My colleagues from Russian TV channels said that the place was full of children and drunk adolescents-in reality Maidan was perfect! Smiling aged people with orange ribbons and flags stood beside young students with revolutionary passion in their eyes but no alcohol on their lips. Entrepreneurs in costly attire stood with pensioners in old coats, women in costly fur held thermoses in their hands. Old men with military orders pinned to their coats stood with sandwiches in their hands. They stood there united by this thought and this hope -we were many and we were not overcome.
It's a pity that the "on demand" programs and coverage on pro-Kremlin TV channels could dismiss everything that the people of Ukraine and Russia have tried for so long to achieve. This ice cold indifference was even worse than the overbearing elder sister/younger sister relationships between our peoples. Months, if not years, will be needed to overcome this indifference. People in Moscow and Kyiv, in Lviv and St. Petersburg, will have to get used to the existence of independent Ukraine and pro-imperial Kremlin and vice versa. Ukrainians will again have to explain to their relatives and friends in Russia, that there will be no "Berlin walls" between the two neighboring states (except perhaps when Vice Speaker Vladimir Zhirinovsky gets the Russian State Duma pass a decree on this issue!). They will have to explain that even if it wanted to, Ukraine would never be able to escape its neighbor Russia. The will have to go on to say that if trade, economic ties, and political relations between Kyiv and rest of the world are based on Ukrainian national interests, this is not a betrayal of Russia.
So far, the information war waged by Russia against the newly elected regime in Ukraine is based on every possible kind of bias and lie. The situation resembles the one which characterized the Kremlin's relations with the Baltic states. However, since Estonia, Latvia, and Lithuania became EU and NATO member states, Moscow has been forced to lessen its attacks. The Kremlin's paid spin doctors are now happy to have something new to talk about in Ukraine. After all, Ukraine is filled with millions of ethnic Russian and all Ukrainians also speak Russian. They feel persecuted by the "Bandero-Yushchenkivtsy", and they are even more irritated by the "American" wife of Yushchenko and the "convicted" Tymoshenko! Russians, you have to aid your brothers and sisters in Ukraine!
Listening to such slander does not remind me of the Soviet days of anti-capitalist propaganda, but my focus is on today's Maidan in today's Kyiv. Here stood thousands of ethnic Russians and the Russian-speaking Ukrainians. They have been getting lots of practical Ukrainian lessons in lively discussions on Human Rights with the "banderovtsy" from Halychhyna (in West Ukraine) and villagers from Odessa. All have shared their views and impressions on the "Orange Revolution" and hopes about the new people coming to power. They were equally outspoken and critical of Russian interference in Ukraine's life and the unnecessary information war waged by the Kremlin. They expressed their regret that the average Russian TV audience does not have the chance to know the truth about Ukraine.

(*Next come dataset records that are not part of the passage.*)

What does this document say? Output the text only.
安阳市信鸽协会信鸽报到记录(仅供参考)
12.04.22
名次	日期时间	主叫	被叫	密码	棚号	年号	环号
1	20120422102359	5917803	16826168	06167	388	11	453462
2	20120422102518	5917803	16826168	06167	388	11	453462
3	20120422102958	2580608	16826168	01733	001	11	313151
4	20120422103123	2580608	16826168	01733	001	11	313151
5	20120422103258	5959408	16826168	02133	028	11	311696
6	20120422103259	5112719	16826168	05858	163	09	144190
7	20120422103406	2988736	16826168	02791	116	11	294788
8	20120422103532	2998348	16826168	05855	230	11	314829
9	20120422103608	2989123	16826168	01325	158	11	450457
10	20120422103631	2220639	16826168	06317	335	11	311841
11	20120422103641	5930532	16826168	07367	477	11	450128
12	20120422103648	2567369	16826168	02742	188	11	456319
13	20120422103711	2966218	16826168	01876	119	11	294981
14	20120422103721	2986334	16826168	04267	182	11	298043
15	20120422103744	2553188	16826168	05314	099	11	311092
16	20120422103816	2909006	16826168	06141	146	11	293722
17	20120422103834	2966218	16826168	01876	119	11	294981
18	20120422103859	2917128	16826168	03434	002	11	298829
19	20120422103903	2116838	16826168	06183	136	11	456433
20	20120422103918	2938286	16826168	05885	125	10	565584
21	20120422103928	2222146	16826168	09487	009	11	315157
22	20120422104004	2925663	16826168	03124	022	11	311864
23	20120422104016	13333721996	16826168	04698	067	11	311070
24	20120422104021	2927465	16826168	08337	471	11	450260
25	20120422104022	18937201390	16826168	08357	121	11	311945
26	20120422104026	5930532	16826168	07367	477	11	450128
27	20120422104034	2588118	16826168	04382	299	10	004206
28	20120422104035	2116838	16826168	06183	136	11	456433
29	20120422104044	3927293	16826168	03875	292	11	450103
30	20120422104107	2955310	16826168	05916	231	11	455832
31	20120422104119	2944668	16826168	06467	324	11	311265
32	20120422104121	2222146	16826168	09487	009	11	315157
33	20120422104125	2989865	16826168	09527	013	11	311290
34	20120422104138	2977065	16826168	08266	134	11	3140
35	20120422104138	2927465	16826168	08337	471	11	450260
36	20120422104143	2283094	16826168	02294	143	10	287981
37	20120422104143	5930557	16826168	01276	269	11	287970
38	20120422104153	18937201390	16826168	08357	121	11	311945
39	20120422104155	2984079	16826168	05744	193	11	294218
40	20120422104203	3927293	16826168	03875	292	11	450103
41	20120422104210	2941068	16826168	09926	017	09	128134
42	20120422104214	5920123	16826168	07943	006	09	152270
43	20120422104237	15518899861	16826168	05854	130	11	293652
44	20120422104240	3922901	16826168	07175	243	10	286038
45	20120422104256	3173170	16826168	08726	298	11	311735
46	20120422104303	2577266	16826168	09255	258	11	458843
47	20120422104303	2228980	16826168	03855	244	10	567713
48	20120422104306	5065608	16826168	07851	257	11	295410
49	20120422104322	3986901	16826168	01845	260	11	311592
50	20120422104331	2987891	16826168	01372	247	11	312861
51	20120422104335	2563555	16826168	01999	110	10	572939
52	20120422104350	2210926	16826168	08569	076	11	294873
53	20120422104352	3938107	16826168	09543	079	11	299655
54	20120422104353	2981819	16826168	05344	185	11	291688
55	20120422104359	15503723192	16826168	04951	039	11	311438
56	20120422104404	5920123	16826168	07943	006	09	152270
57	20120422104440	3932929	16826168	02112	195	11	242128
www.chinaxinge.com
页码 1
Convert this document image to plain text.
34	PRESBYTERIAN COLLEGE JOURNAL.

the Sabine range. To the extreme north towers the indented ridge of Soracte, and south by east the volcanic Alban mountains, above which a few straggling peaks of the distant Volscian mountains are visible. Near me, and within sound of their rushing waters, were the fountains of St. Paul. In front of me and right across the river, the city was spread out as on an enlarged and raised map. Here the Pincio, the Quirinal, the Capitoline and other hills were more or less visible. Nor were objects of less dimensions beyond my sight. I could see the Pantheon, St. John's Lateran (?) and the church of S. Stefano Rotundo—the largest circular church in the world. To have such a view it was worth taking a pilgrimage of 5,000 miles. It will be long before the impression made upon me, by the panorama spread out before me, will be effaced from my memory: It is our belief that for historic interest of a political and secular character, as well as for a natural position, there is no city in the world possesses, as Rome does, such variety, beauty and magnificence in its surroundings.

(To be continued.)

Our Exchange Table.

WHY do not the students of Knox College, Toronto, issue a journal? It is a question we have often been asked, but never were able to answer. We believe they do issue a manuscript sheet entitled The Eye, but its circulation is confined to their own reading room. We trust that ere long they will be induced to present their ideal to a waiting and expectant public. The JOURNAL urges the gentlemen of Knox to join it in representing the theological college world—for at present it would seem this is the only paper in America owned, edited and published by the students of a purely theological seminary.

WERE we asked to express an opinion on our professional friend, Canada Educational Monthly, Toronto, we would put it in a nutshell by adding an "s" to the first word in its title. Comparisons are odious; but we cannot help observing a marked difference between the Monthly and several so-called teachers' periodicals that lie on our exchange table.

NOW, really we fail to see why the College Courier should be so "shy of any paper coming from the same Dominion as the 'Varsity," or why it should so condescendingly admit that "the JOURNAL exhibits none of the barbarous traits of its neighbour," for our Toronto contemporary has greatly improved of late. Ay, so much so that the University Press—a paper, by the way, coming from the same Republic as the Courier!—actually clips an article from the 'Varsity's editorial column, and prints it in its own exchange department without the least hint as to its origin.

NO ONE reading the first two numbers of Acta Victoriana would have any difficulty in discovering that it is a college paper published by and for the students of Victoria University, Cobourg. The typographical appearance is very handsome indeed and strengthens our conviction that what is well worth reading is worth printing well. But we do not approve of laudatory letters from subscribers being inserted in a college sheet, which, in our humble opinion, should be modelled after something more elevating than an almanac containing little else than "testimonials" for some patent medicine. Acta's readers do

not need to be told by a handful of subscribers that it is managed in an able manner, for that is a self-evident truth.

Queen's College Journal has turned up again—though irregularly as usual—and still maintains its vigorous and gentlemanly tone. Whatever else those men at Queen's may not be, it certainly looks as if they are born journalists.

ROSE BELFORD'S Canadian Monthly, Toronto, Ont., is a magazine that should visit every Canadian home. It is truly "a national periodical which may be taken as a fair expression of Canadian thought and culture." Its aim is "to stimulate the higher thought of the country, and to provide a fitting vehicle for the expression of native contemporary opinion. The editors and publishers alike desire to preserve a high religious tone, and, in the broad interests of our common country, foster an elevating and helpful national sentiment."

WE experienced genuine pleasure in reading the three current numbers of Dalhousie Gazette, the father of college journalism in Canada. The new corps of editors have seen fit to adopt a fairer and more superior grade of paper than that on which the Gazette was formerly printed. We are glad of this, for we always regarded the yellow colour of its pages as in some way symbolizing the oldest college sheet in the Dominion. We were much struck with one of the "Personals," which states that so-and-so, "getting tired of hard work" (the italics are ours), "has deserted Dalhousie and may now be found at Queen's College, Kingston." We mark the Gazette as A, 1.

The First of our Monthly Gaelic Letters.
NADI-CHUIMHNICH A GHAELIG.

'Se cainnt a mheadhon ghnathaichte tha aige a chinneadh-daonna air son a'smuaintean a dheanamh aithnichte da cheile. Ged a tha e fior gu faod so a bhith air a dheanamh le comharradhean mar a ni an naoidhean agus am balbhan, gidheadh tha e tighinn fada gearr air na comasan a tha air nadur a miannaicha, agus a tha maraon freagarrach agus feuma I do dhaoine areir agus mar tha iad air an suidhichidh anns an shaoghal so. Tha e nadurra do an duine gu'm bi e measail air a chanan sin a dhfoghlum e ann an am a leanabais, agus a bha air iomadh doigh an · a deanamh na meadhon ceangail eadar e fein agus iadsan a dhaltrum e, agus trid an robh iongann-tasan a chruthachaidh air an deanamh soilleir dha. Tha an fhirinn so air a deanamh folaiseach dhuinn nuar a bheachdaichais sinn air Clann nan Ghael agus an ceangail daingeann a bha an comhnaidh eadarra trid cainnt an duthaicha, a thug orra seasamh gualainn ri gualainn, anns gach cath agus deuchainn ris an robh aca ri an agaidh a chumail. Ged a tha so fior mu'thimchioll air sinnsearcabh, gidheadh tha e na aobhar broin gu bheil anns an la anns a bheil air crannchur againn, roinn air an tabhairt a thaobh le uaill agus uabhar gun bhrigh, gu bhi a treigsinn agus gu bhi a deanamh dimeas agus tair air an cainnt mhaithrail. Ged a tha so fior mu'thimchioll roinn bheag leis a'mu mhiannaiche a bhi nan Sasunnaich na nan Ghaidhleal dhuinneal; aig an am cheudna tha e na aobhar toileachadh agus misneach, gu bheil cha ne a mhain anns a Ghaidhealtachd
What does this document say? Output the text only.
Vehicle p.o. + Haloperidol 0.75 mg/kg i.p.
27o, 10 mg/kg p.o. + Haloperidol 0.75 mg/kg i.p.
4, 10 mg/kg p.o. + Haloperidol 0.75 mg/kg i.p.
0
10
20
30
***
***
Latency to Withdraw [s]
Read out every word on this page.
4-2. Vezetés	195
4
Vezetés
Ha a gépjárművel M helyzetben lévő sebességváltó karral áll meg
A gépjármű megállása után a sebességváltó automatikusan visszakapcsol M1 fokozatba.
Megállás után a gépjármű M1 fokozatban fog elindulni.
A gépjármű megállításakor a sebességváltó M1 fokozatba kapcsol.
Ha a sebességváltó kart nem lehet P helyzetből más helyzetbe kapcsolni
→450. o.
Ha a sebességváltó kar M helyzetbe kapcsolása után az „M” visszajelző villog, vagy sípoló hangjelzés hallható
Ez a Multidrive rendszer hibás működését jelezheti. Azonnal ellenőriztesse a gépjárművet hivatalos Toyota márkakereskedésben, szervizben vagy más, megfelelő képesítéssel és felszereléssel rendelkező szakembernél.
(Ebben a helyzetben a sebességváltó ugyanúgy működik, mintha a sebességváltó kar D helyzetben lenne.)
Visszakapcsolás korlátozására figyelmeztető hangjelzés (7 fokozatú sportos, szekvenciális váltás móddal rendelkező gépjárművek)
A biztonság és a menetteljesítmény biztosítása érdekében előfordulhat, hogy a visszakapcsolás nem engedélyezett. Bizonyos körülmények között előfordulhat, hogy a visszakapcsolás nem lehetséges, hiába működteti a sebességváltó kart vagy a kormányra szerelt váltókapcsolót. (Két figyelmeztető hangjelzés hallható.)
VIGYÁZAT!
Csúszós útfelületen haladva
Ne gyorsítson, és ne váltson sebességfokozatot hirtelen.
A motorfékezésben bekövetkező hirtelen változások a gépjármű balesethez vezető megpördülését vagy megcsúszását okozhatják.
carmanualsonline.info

A woman from the crowd happily said that she came from Russia to Kyiv in November and happened to be an accidental witness to the "Orange Revolution." Now she says she's thinking of giving up her Russian citizenship in favor of a Ukrainian one. Why? Because, as she says, "I am ashamed of the Russian leaders and the journalists! I am proud of Ukrainians! And I would like to be with Ukraine!"
What a pity that the Russian powers-that-be and the media bosses disagree so markedly with her on the question: What is it to be with Ukraine?